UN CONTEXTE DE DEFIANCE

Pour décrire le contexte actuel, citons des extraits d’un sondage de 2013  par IPSOS-CGI Business consulting (pour Le Monde, CEVIPOF, Institut Jean Jaurès), La France : les nouvelles fractures :

Le niveau de tolérance de différentes religions :
72 % considère la religion catholique plus ou moins tolérante
66 % considère la religion juive plus ou moins tolérante
74 % considère la religion musulmane plus ou moins intolérante

La compatibilité de différentes religions avec les valeurs de la société française :
89 % considère la religion catholique plus ou moins compatible
75 % considère la religion juive plus ou moins compatible
74 % considère la religion musulmane plus ou moins incompatible

* Commune des Yvelines dans laquelle 20.000 des 30.000 habitants sont musulmans) .

  Le Père Xavier Chavane est aussi co-auteur du livre   « Je ne rougis pas de l’Evangile » Edition Mame

L’attitude des différentes religions pratiquées en France :
74 % considère que la religion catholique ne cherche pas à imposer son mode de fonctionnement aux autres
79 % considère que la religion juive ne cherche pas à imposer son mode de fonctionnement aux autres
80 % considère que la religion musulmane cherche à imposer son mode de fonctionnement aux autres

La préoccupation à l’égard de l’intégrisme religieux en France :
77 % considèrent que c’est un problème de plus en plus préoccupant dont il faut s’occuper sérieusement.

La présence des musulmans en France s’est imposée progressivement. Avec la décolonisation, les Musulmans ont été de plus en plus nombreux en France. Aujourd’hui, ils représentent 8 à 10% de la population nationale.

Mais la greffe ne prend pas : l’Islam et la société française n’ont pas trouvé le modus vivendi permettant d’établir des relations apaisées.

Dans ce contexte, non seulement les disciples de Jésus que nous sommes, se posent des questions, mais il y a même, au sein de l’Eglise, une contestation forte. Certains considèrent en effet que la manière dont le Pape, les Evêques et tous ceux qui veulent être fidèles au Magistère regardent l’islam, relève plutôt du syncrétisme ou de l’irénisme. C’est-à-dire qu’ils leur reprochent de souligner ce qui est commun, en cachant la vérité qu’est Jésus-Christ. Il faut savoir entendre cette critique. 

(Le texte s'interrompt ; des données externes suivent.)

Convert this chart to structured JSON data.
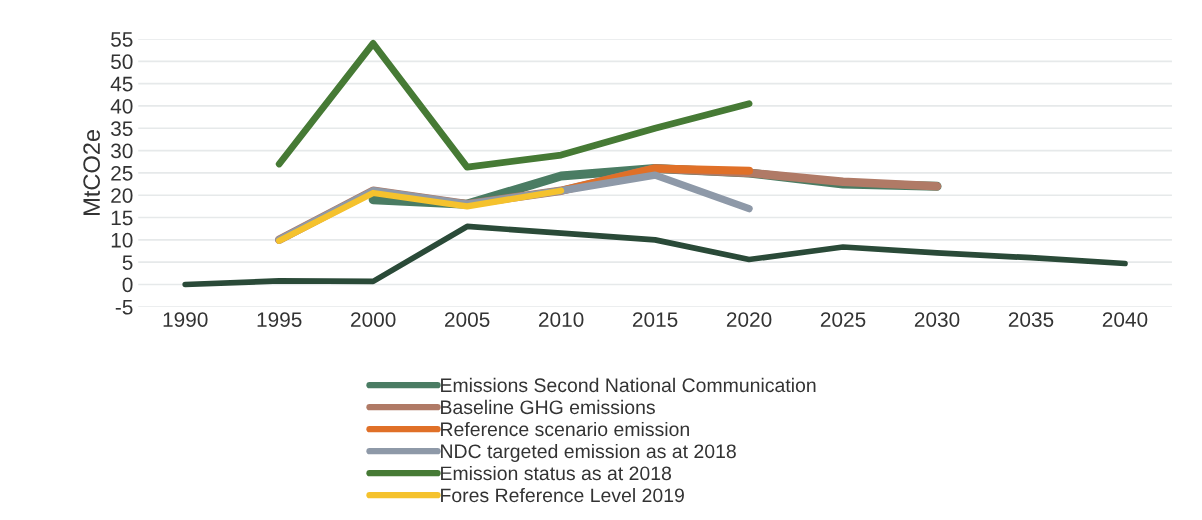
{
  "chart_data": {
    "type": "line",
    "ylabel": "MtCO2e",
    "categories": [
      "1990",
      "1995",
      "2000",
      "2005",
      "2010",
      "2015",
      "2020",
      "2025",
      "2030",
      "2035",
      "2040"
    ],
    "ylim": [
      -5,
      55
    ],
    "yticks": [
      -5,
      0,
      5,
      10,
      15,
      20,
      25,
      30,
      35,
      40,
      45,
      50,
      55
    ],
    "grid": "y",
    "legend": "bottom",
    "marker": "none",
    "line_style": "solid",
    "series": [
      {
        "name": "Emissions Second National Communication",
        "color": "#4a7c63",
        "values": [
          null,
          null,
          19,
          18,
          24.3,
          26,
          25,
          22.5,
          22,
          null,
          null
        ]
      },
      {
        "name": "Baseline GHG emissions",
        "color": "#b07a66",
        "values": [
          null,
          10,
          21,
          18,
          21,
          26,
          25,
          23,
          22,
          null,
          null
        ]
      },
      {
        "name": "Reference scenario emission",
        "color": "#e07028",
        "values": [
          null,
          null,
          null,
          null,
          21,
          26,
          25.5,
          null,
          null,
          null,
          null
        ]
      },
      {
        "name": "NDC targeted emission as at 2018",
        "color": "#8e99a8",
        "values": [
          null,
          10,
          21,
          18,
          21,
          24.5,
          17,
          null,
          null,
          null,
          null
        ]
      },
      {
        "name": "Emission status as at 2018",
        "color": "#467a35",
        "values": [
          null,
          27,
          54,
          26.3,
          29,
          35,
          40.5,
          null,
          null,
          null,
          null
        ]
      },
      {
        "name": "Fores Reference Level 2019",
        "color": "#f5c22d",
        "values": [
          null,
          9.8,
          20.5,
          17.5,
          21,
          null,
          null,
          null,
          null,
          null,
          null
        ]
      },
      {
        "color": "#2a4a38",
        "values": [
          0,
          0.8,
          0.7,
          13,
          11.5,
          10,
          5.6,
          8.4,
          7.1,
          6,
          4.7
        ]
      }
    ]
  }
}
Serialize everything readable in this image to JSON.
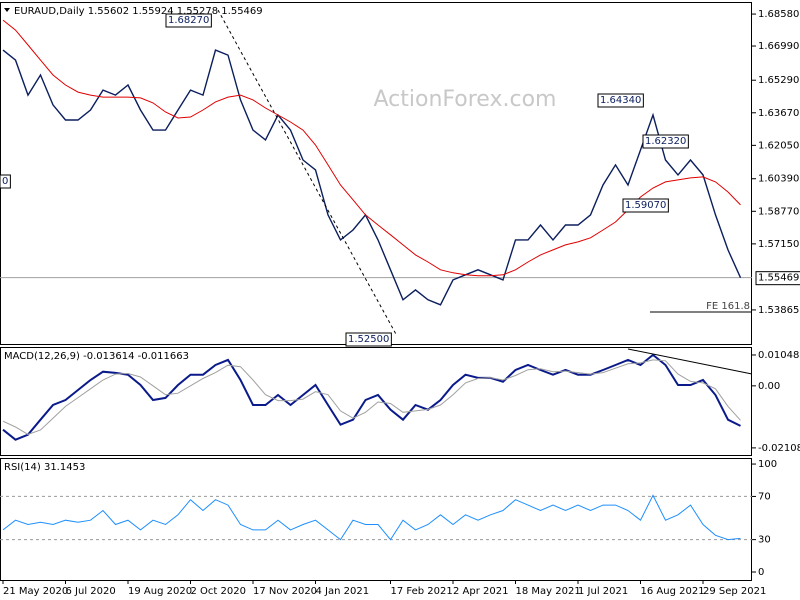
{
  "chart_data": [
    {
      "type": "line",
      "title": "EURAUD,Daily 1.55602 1.55924 1.55278 1.55469",
      "watermark": "ActionForex.com",
      "ylim": [
        1.5217,
        1.6918
      ],
      "yticks": [
        {
          "value": 1.6858,
          "label": "1.68580"
        },
        {
          "value": 1.6699,
          "label": "1.66990"
        },
        {
          "value": 1.6529,
          "label": "1.65290"
        },
        {
          "value": 1.6367,
          "label": "1.63670"
        },
        {
          "value": 1.6205,
          "label": "1.62050"
        },
        {
          "value": 1.6039,
          "label": "1.60390"
        },
        {
          "value": 1.5877,
          "label": "1.58770"
        },
        {
          "value": 1.5715,
          "label": "1.57150"
        },
        1.53865
      ],
      "current_price": 1.55469,
      "annotations": [
        "1.68270",
        "1.52500",
        "1.64340",
        "1.62320",
        "1.59070",
        "0",
        "FE 161.8"
      ],
      "series": [
        {
          "name": "EURAUD",
          "color": "#0b1e5e",
          "values": [
            1.6679,
            1.6629,
            1.6455,
            1.6555,
            1.6406,
            1.6331,
            1.6331,
            1.6381,
            1.648,
            1.6455,
            1.6505,
            1.6381,
            1.6281,
            1.6281,
            1.6381,
            1.648,
            1.6455,
            1.6679,
            1.6654,
            1.6431,
            1.6281,
            1.6232,
            1.6356,
            1.6281,
            1.6132,
            1.6083,
            1.5859,
            1.5735,
            1.5784,
            1.5859,
            1.5735,
            1.5586,
            1.5437,
            1.5486,
            1.5437,
            1.5412,
            1.5536,
            1.5561,
            1.5586,
            1.5561,
            1.5536,
            1.5735,
            1.5735,
            1.5809,
            1.5735,
            1.5809,
            1.5809,
            1.5859,
            1.6008,
            1.6108,
            1.6008,
            1.6182,
            1.6356,
            1.6132,
            1.6058,
            1.6132,
            1.6058,
            1.5859,
            1.5685,
            1.5547
          ]
        },
        {
          "name": "MA",
          "color": "#e00000",
          "values": [
            1.6828,
            1.6778,
            1.6704,
            1.6629,
            1.6555,
            1.6505,
            1.647,
            1.6455,
            1.6445,
            1.6445,
            1.6445,
            1.6441,
            1.6416,
            1.6371,
            1.6341,
            1.6346,
            1.6381,
            1.6421,
            1.6445,
            1.6455,
            1.6431,
            1.6391,
            1.6356,
            1.6321,
            1.6281,
            1.6207,
            1.6108,
            1.6008,
            1.5934,
            1.5859,
            1.5809,
            1.576,
            1.571,
            1.566,
            1.5625,
            1.5586,
            1.5571,
            1.5561,
            1.5556,
            1.5556,
            1.5561,
            1.5586,
            1.5625,
            1.566,
            1.5685,
            1.571,
            1.5725,
            1.5745,
            1.5784,
            1.5824,
            1.5884,
            1.5948,
            1.5993,
            1.6023,
            1.6033,
            1.6043,
            1.6048,
            1.6023,
            1.5973,
            1.5909
          ]
        }
      ]
    },
    {
      "type": "line",
      "title": "MACD(12,26,9) -0.013614 -0.011663",
      "ylim": [
        -0.0235,
        0.0132
      ],
      "yticks": [
        0.010489,
        {
          "value": 0,
          "label": "0.00"
        },
        -0.021083
      ],
      "series": [
        {
          "name": "MACD",
          "color": "#0a1a8a",
          "values": [
            -0.0149,
            -0.0183,
            -0.0166,
            -0.0115,
            -0.0065,
            -0.0048,
            -0.0014,
            0.002,
            0.0048,
            0.0044,
            0.0038,
            0.0003,
            -0.0048,
            -0.0041,
            0.0003,
            0.0038,
            0.0038,
            0.0071,
            0.0088,
            0.002,
            -0.0065,
            -0.0065,
            -0.0031,
            -0.0065,
            -0.0031,
            0.0003,
            -0.0065,
            -0.0132,
            -0.0115,
            -0.0048,
            -0.0031,
            -0.0081,
            -0.0115,
            -0.0065,
            -0.0081,
            -0.0048,
            0.0003,
            0.0038,
            0.0027,
            0.0027,
            0.0014,
            0.0054,
            0.0071,
            0.0054,
            0.0038,
            0.0054,
            0.0038,
            0.0038,
            0.0054,
            0.0071,
            0.0088,
            0.0071,
            0.0105,
            0.0071,
            0.0003,
            0.0003,
            0.002,
            -0.0031,
            -0.0115,
            -0.0136
          ]
        },
        {
          "name": "Signal",
          "color": "#a0a0a0",
          "values": [
            -0.012,
            -0.014,
            -0.0165,
            -0.015,
            -0.011,
            -0.007,
            -0.004,
            -0.001,
            0.002,
            0.004,
            0.0042,
            0.003,
            0.0,
            -0.003,
            -0.0025,
            0.0,
            0.0025,
            0.0045,
            0.007,
            0.0065,
            0.002,
            -0.003,
            -0.005,
            -0.005,
            -0.0045,
            -0.002,
            -0.003,
            -0.0085,
            -0.011,
            -0.009,
            -0.0055,
            -0.006,
            -0.009,
            -0.0085,
            -0.008,
            -0.0065,
            -0.003,
            0.001,
            0.0025,
            0.0028,
            0.002,
            0.0035,
            0.0055,
            0.0058,
            0.0048,
            0.005,
            0.0045,
            0.004,
            0.0045,
            0.006,
            0.0075,
            0.0078,
            0.0088,
            0.0085,
            0.004,
            0.0015,
            0.001,
            -0.001,
            -0.007,
            -0.0117
          ]
        }
      ]
    },
    {
      "type": "line",
      "title": "RSI(14) 31.1453",
      "ylim": [
        -7.4,
        105.6
      ],
      "yticks": [
        100,
        70,
        30,
        0
      ],
      "levels": [
        70,
        30
      ],
      "categories": [
        "21 May 2020",
        null,
        null,
        null,
        null,
        "6 Jul 2020",
        null,
        null,
        null,
        null,
        "19 Aug 2020",
        null,
        null,
        null,
        null,
        "2 Oct 2020",
        null,
        null,
        null,
        null,
        "17 Nov 2020",
        null,
        null,
        null,
        null,
        "4 Jan 2021",
        null,
        null,
        null,
        null,
        null,
        "17 Feb 2021",
        null,
        null,
        null,
        null,
        "2 Apr 2021",
        null,
        null,
        null,
        null,
        "18 May 2021",
        null,
        null,
        null,
        null,
        "1 Jul 2021",
        null,
        null,
        null,
        null,
        "16 Aug 2021",
        null,
        null,
        null,
        null,
        "29 Sep 2021",
        null,
        null,
        null
      ],
      "series": [
        {
          "name": "RSI",
          "color": "#1e8fff",
          "values": [
            39,
            48,
            44,
            46,
            44,
            48,
            46,
            48,
            57,
            44,
            48,
            39,
            48,
            44,
            53,
            67,
            57,
            67,
            62,
            44,
            39,
            39,
            48,
            39,
            44,
            48,
            39,
            30,
            48,
            44,
            44,
            30,
            48,
            39,
            44,
            53,
            44,
            53,
            48,
            53,
            57,
            67,
            62,
            57,
            62,
            57,
            62,
            57,
            62,
            62,
            57,
            48,
            71,
            48,
            53,
            62,
            44,
            34,
            30,
            31.1
          ]
        }
      ]
    }
  ]
}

A PROPOS DE LA VERITE : QUESTIONS CROISEES

Les musulmans posent aux chrétiens plusieurs questions à propos de leur foi : Ce sont essentiellement des questions dogmatiques  pour défendre l’unicité de Dieu et Sa Transcendance.

Ils veulent savoir si nous croyons en un seul Dieu ou en trois…Les jeunes, à qui la question est posée, se trouvent déstabilisés : ils ne sont pas habitués à témoigner du mystère de la Trinité.

Autre interrogation : comment Dieu peut-il être un homme ?

L’embarras provoqué par ces questions explique en partie pourquoi, dans les cités, des jeunes se convertissent à l’Islam.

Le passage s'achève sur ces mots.